Adobe Says Stop Using 'Photoshop' As A Generic Term
When a company's product so thoroughly corners a market that it becomes well-known even by those who have never used it, the company faces a problem: generic use of that product's name. You're likely to hear the term "dumpster" used generically, for example, as it is now a genericized trademark due to its common usage. Other trademarks have suffered the same fate — yo-yo, for example, and aspirin. Adobe doesn't want its popular photo-editing software Photoshop to suffer the same fate, but it may be too late to stop it.

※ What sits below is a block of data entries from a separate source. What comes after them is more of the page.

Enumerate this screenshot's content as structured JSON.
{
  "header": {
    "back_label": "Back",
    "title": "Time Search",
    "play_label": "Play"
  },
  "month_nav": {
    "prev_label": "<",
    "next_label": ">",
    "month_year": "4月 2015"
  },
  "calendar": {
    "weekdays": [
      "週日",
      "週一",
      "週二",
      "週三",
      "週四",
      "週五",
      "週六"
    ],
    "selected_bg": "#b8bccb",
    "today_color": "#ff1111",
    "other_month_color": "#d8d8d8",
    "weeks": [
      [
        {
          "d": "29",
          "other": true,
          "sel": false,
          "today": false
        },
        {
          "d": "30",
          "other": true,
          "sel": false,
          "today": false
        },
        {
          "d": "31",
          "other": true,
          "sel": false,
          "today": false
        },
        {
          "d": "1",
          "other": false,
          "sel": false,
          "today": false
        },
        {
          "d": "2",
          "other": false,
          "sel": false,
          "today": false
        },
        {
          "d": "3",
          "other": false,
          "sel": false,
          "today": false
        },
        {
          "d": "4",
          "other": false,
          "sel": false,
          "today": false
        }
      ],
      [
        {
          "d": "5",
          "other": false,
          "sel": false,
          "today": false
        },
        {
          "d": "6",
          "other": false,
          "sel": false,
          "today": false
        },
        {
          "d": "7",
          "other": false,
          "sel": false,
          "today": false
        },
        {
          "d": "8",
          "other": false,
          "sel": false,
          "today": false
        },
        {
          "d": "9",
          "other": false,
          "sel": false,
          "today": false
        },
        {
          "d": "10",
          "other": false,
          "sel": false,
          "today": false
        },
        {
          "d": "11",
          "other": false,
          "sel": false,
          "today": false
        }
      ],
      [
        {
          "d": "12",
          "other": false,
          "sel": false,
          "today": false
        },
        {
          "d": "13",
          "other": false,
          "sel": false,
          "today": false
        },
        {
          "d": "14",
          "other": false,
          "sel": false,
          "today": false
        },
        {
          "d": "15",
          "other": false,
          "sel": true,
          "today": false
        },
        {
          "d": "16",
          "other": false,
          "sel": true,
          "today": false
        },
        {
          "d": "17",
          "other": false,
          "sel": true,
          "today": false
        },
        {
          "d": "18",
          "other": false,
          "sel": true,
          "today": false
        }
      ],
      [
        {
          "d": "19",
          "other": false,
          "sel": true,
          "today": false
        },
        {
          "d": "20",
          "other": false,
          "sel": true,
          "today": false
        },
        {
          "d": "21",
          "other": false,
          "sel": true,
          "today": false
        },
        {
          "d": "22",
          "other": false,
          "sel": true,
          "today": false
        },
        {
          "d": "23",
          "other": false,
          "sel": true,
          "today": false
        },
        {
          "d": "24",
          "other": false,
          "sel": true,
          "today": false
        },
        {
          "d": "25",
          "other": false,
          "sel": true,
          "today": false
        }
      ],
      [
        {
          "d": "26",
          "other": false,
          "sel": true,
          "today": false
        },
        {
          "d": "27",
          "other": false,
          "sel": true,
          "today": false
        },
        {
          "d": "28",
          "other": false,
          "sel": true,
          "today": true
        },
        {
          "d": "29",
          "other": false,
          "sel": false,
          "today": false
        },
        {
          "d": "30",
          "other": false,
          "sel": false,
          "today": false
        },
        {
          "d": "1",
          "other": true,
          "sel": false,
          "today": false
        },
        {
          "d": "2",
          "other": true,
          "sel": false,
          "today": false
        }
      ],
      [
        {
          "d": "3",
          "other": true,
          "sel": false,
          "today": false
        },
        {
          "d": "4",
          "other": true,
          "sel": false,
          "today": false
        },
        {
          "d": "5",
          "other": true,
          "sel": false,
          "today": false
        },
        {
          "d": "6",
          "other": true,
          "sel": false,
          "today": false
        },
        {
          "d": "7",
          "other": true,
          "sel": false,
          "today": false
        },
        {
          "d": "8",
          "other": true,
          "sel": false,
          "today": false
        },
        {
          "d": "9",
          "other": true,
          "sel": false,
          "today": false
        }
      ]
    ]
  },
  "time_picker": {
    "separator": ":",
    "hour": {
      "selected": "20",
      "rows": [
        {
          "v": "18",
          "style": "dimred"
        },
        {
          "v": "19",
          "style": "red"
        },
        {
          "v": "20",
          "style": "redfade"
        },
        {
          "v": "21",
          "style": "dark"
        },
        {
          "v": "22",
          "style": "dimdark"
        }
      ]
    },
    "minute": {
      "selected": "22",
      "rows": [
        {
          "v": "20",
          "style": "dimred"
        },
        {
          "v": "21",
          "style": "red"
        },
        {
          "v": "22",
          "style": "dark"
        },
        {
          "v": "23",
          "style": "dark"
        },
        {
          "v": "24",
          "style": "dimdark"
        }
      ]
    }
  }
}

Adobe spells out all the ways you should and shouldn't use its trademarks on its website, but it has dedicated a special section exclusively to how you should and shouldn't use the term "Photoshop".
"Trademarks are not verbs ... are not nouns," says Adobe. How so? You can say "This was enhanced using Adobe Photoshop software," says the company, but it doesn't want to see the phrase, "The image was photoshopped."
Similarly, Adobe says terms like "The photoshop", "photoshopped," "Photoshopped" with a capital "P", and "Adobe Photoshopped" are all things you shan't say. In addition, the company says you shouldn't use its trademark as a slang term — "A photoshopper" — nor in possessive form: "Photoshop's new features are impressive," is the example it gives in that case.
It doesn't want to see you abbreviating "Photoshop" as PS, either.
How can you use it?
Correct: The image was manipulated using Adobe® Photoshop® software.
Incorrect: The image was manipulated using Photoshop.
All of which is to say, Adobe's Photoshop trademark is likely doomed.